Open Access Highly Accessed Open Badges Research article

Role of BRCA2 mutation status on overall survival among breast cancer patients from Sardinia

Mario Budroni1*, Rosaria Cesaraccio1, Vincenzo Coviello2, Ornelia Sechi1, Daniela Pirino1, Antonio Cossu3, Francesco Tanda3, Marina Pisano4, Grazia Palomba4 and Giuseppe Palmieri4

Author Affiliations

1 Registro Tumori di Sassari, ASL 1, Sassari, Italy

2 Dipartimento Prevenzione, ASL BA1, Bari, Italy

3 Istituto di Anatomia Patologica, Università di Sassari, Sassari, Italy

4 Unità Genetica dei Tumori, Istituto di Chimica Biomolecolare-CNR, Sassari, Italy

For all author emails, please log on.

BMC Cancer 2009, 9:62  doi:10.1186/1471-2407-9-62

Published: 20 February 2009



Germline mutations in BRCA1 or BRCA2 genes have been demonstrated to increase the risk of developing breast cancer. Conversely, the impact of BRCA mutations on prognosis and survival of breast cancer patients is still debated. In this study, we investigated the role of such mutations on breast cancer-specific survival among patients from North Sardinia.

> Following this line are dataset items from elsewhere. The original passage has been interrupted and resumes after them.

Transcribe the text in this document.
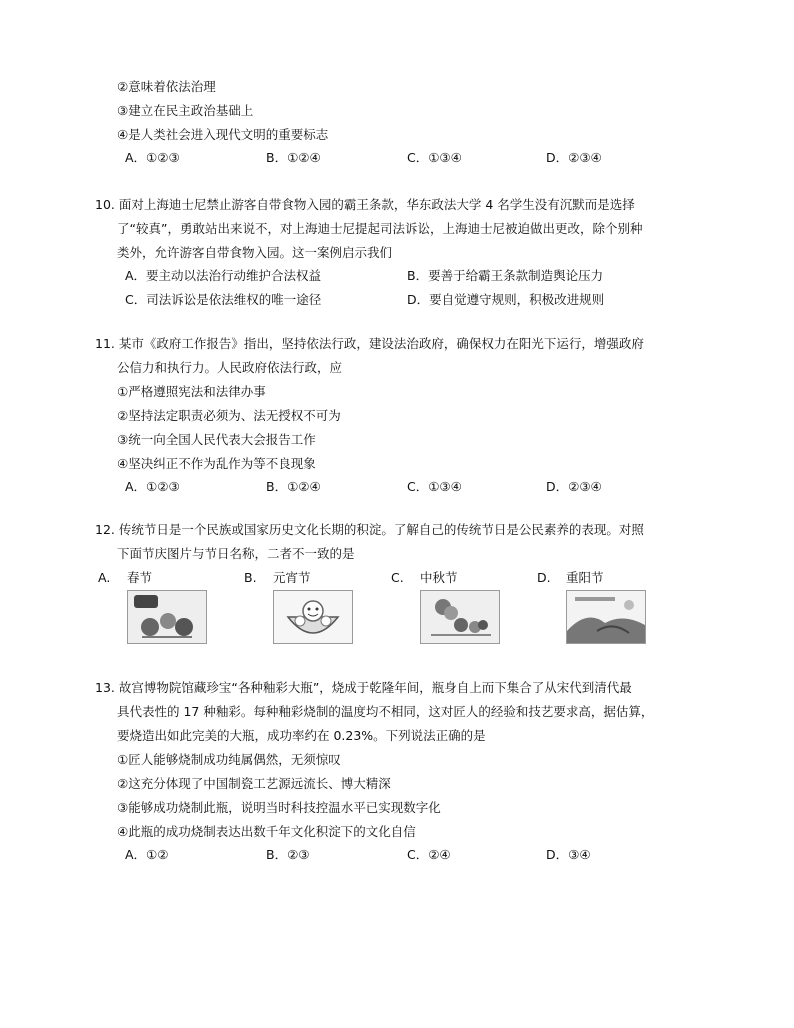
②意味着依法治理
③建立在民主政治基础上
④是人类社会进入现代文明的重要标志
A．①②③	B．①②④	C．①③④	D．②③④
10. 面对上海迪士尼禁止游客自带食物入园的霸王条款，华东政法大学 4 名学生没有沉默而是选择
了“较真”，勇敢站出来说不，对上海迪士尼提起司法诉讼，上海迪士尼被迫做出更改，除个别种
类外，允许游客自带食物入园。这一案例启示我们
A．要主动以法治行动维护合法权益	B．要善于给霸王条款制造舆论压力
C．司法诉讼是依法维权的唯一途径	D．要自觉遵守规则，积极改进规则
11. 某市《政府工作报告》指出，坚持依法行政，建设法治政府，确保权力在阳光下运行，增强政府
公信力和执行力。人民政府依法行政，应
①严格遵照宪法和法律办事
②坚持法定职责必须为、法无授权不可为
③统一向全国人民代表大会报告工作
④坚决纠正不作为乱作为等不良现象
A．①②③	B．①②④	C．①③④	D．②③④
12. 传统节日是一个民族或国家历史文化长期的积淀。了解自己的传统节日是公民素养的表现。对照
下面节庆图片与节日名称，二者不一致的是
A. 春节	B. 元宵节	C. 中秋节	D. 重阳节
13. 故宫博物院馆藏珍宝“各种釉彩大瓶”，烧成于乾隆年间，瓶身自上而下集合了从宋代到清代最
具代表性的 17 种釉彩。每种釉彩烧制的温度均不相同，这对匠人的经验和技艺要求高，据估算，
要烧造出如此完美的大瓶，成功率约在 0.23%。下列说法正确的是
①匠人能够烧制成功纯属偶然，无须惊叹
②这充分体现了中国制瓷工艺源远流长、博大精深
③能够成功烧制此瓶，说明当时科技控温水平已实现数字化
④此瓶的成功烧制表达出数千年文化积淀下的文化自信
A．①②	B．②③	C．②④	D．③④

Among incident cases during the period 1997–2002, a total of 512 breast cancer patients gave their consent to undergo BRCA mutation screening by DHPLC analysis and automated DNA sequencing. The Hakulinen, Kaplan-Meier, and Cox regression methods were used for both relative survival assessment and statistical analysis.


In our series, patients carrying a germline mutation in coding regions and splice boundaries of BRCA1 and BRCA2 genes were 48/512 (9%). Effect on overall survival was evaluated taking into consideration BRCA2 carriers, who represented the vast majority (44/48; 92%) of mutation-positive patients. A lower breast cancer-specific overall survival rate was observed in BRCA2 mutation carriers after the first two years from diagnosis. However, survival rates were similar in both groups after five years from diagnosis. No significant difference was found for age of onset, disease stage, and primary tumour histopathology between the two subsets.


In Sardinian breast cancer population, BRCA2 was the most affected gene and the effects of BRCA2 germline mutations on patients' survival were demonstrated to vary within the first two years from diagnosis. After a longer follow-up observation, breast cancer-specific rates of death were instead similar for BRCA2 mutation carriers and non-carriers.